First, let us thank you for joining and welcome you to our blog! We are thrilled you are here and are excited to give you so background in a little more detail about not only how we started, but the big question, WHY? We will also be discussing relevant industry topics and issues, and are open to any suggestions, requests, or questions you may have. Just reach out to us at info@confirmedconsent.com!
As clinicians, we propose treatment options on a regular basis during clinical practice. In doing so, we provide a diagnosis, then a treatment option, followed in an ideal setting by review of the procedure details, proposed benefits, associated risks, and alternatives to consider. After answering questions that may have come up, we allow our patients to make an informed decision to proceed in a neutral setting. This is the ideal! Sadly, this is not the reality!
Providers are expected to see more patients in less time, and as such redundant tasks such as consenting are impacted adversely. They may be delegated to an assistant. The information may be truncated.

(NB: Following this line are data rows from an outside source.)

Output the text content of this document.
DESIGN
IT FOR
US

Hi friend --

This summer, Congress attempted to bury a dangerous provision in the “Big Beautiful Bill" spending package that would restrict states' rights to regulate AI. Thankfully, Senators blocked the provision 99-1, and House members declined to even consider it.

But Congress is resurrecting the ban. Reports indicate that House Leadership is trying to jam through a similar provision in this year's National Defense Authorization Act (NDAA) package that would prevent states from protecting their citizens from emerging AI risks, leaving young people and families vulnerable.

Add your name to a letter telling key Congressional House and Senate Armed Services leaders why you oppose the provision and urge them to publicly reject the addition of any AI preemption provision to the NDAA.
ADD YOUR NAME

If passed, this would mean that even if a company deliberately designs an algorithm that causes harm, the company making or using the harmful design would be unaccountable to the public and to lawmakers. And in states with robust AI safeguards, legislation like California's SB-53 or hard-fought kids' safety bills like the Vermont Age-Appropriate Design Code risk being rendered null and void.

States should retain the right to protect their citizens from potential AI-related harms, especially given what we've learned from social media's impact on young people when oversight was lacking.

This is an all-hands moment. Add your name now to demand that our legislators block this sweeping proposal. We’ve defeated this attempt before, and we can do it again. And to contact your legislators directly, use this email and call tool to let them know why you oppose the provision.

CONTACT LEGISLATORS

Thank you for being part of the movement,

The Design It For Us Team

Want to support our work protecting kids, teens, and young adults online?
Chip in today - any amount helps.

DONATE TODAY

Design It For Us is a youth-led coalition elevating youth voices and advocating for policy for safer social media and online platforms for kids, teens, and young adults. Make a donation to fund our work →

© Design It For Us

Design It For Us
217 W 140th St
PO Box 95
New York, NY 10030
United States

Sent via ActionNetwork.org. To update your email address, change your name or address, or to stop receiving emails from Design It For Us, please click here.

In addition, bias is an issue that permeates every facet of life, and the medical community is not exempt as I’ve personally seen how certain biases influenced the consent process often on the assumed level of education or socioeconomic status of a patient. Moreover, standardization (a required tenet of consenting) is not always present. Can we ensure that in the following scenarios the consent is done in the same manner with the same amount of detail:
- A clinician running behind in clinic with 3 patients waiting in other rooms
- A clinician who just experienced road-rage while parking the car before walking into the office
- A clinician seeing the last patient of the morning without any responsibilities at lunch
- A clinician meeting a couple with one of them being an attorney
- A clinician seeing a Spanish speaking patient and using his front desk staff as an interpreter
Couple this with the fact that a patient was just provided a diagnosis, and while processing that is now hit with a barrage of procedure related information, and is then asked to sign a consent form while still processing the original diagnosis. Did you know that up to 60% of patients walking out of a surgeon’s office could not recall the details of the counseling? It’s not surprising that these variables have created a perfect storm, where a good portion of the 20-25k malpractice suits filed in the US annually allege poor communications and failure to obtain true informed consent.
These pain points were too negatively impactful not to have a solution. This is why I joined forces with a psychologist and attorney to revamp the consent process. We fundamentally agreed that it can and should be done better. As a result we created an interactive platform that was financially viable for the provider, while instrumentally improving the consenting and education process for the patient. We decided to reduce redundancy, mitigate the need to delegate, improve provider efficiency, and increase patient satisfaction. Thus, Confirmed Consent was born!
At Confirmed Consent:
- We educate patients in the clinician’s own words
- We empower patients by allowing them to make an informed decision in a neutral environment
- We allow an interactive experience so that no patients proceed without having all concerns addressed
- We reassure providers that the consent was truly an informed one by confirming the patient’s state of mind using a proprietary validated competency, cognition, understanding assessment
- We strive to ensure that no patient feels left out on the basis of hearing impairment, language barrier, or other disability that can be addressed with technology resources
We began Confirmed Consent with the above goals in mind, and have been fortunate to evolve the platform into a market-ready solution that is now endorsed by many of the country’s top patient safety and quality advocates, along with leading malpractice insurance carriers.